Quand j’ai quitté Lille pour emménager à Paris, je ne me suis pas contentée d’emmener dans mes valises la recette du welsch, quelques Goudales, une photo souvenir des Merveilleux de chez Fred et un début de nostalgie pour le poulet rôti du marché de Wazemmes. J’ai également emporté quelques mots et expressions que mes nouveaux compères parisiens allaient utiliser pour se moquer de moi.
Mais quoi, Paris n’est pas la seule capitale de notre pays ! Par exemple, Lille est aussi la capitale des Flandres, et où que vous viviez, vous, lecteurs, je suis certaine que vous citerez sans problème des beautés de terroir et merveilles métropolitaines que Paris n’a pas. À commencer par… les mots.
Voici 5 objets qui prennent des dénominations différentes de part et d’autre de notre hexagone.
1. La viennoiserie constituée de pâte levée feuilletée, rectangulaire et enroulée sur deux barres de chocolat
À Toulouse, on l’appelle chocolatine, à Paris on lui préfère l’appellation plus simple de « pain au chocolat » pendant qu’à Lille, on n’hésite pas à dire « petit pain ».

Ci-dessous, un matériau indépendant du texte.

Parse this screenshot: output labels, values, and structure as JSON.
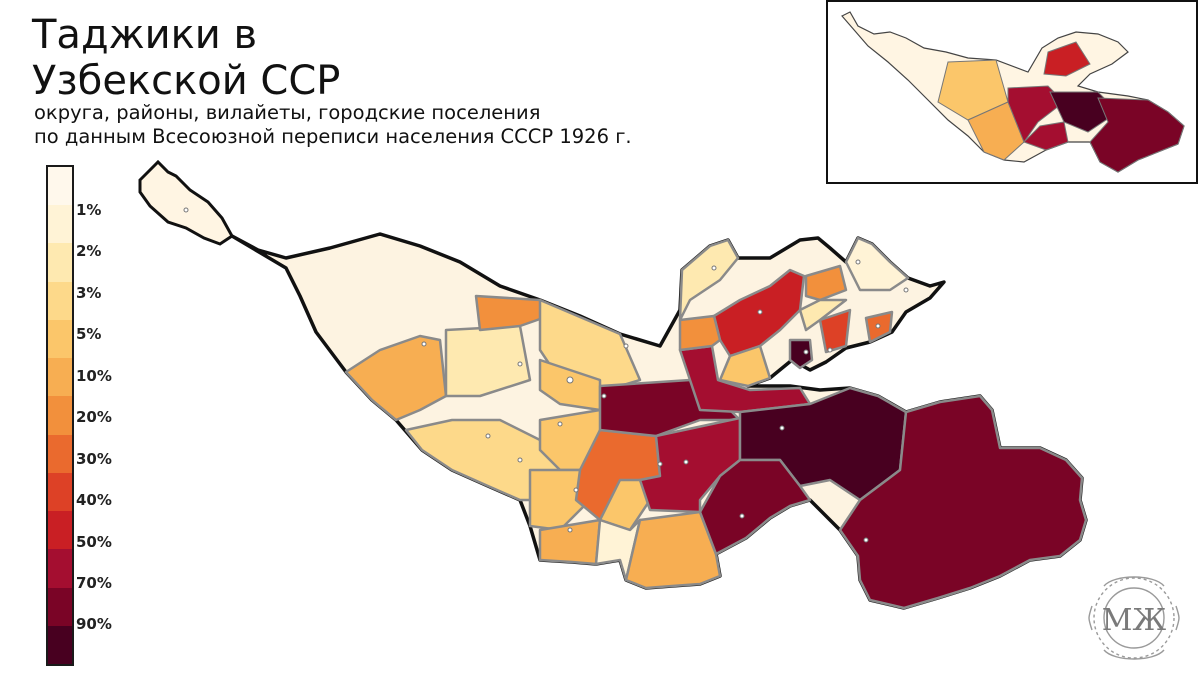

Pour couper court au débat récurrent consistant à décider du meilleur de ces noms, vous pouvez mettre d’accord l’ensemble de vos interlocuteurs sur la certitude qui suit : cette viennoiserie devrait être inscrite au Panthéon des goûts intemporellement synonyme de « Paradis sur Terre ». Vous pourrez ensuite débattre du peu de confiance que l’on doit accorder aux gens qui détestent en manger (pour ensuite concéder que ceux qui apprécient le Nutella tartiné dans les croissants ne peuvent pas être foncièrement mauvais).
2. Le correcteur liquide
Du temps où j’utilisais encore du correcteur liquide (ne me demandez pas en quelle année, ça risquerait de tous nous faire réaliser qu’on a bien vieilli), certaines de mes copines s’en servaient comme vernis à ongles. Heureusement, depuis, du dissolvant a coulé sous les ponts du mauvais goût, et OPI a sorti ça. Le côté « couleur craquelée » est même devenu un idéal esthétique en matière de manucure. Ouf.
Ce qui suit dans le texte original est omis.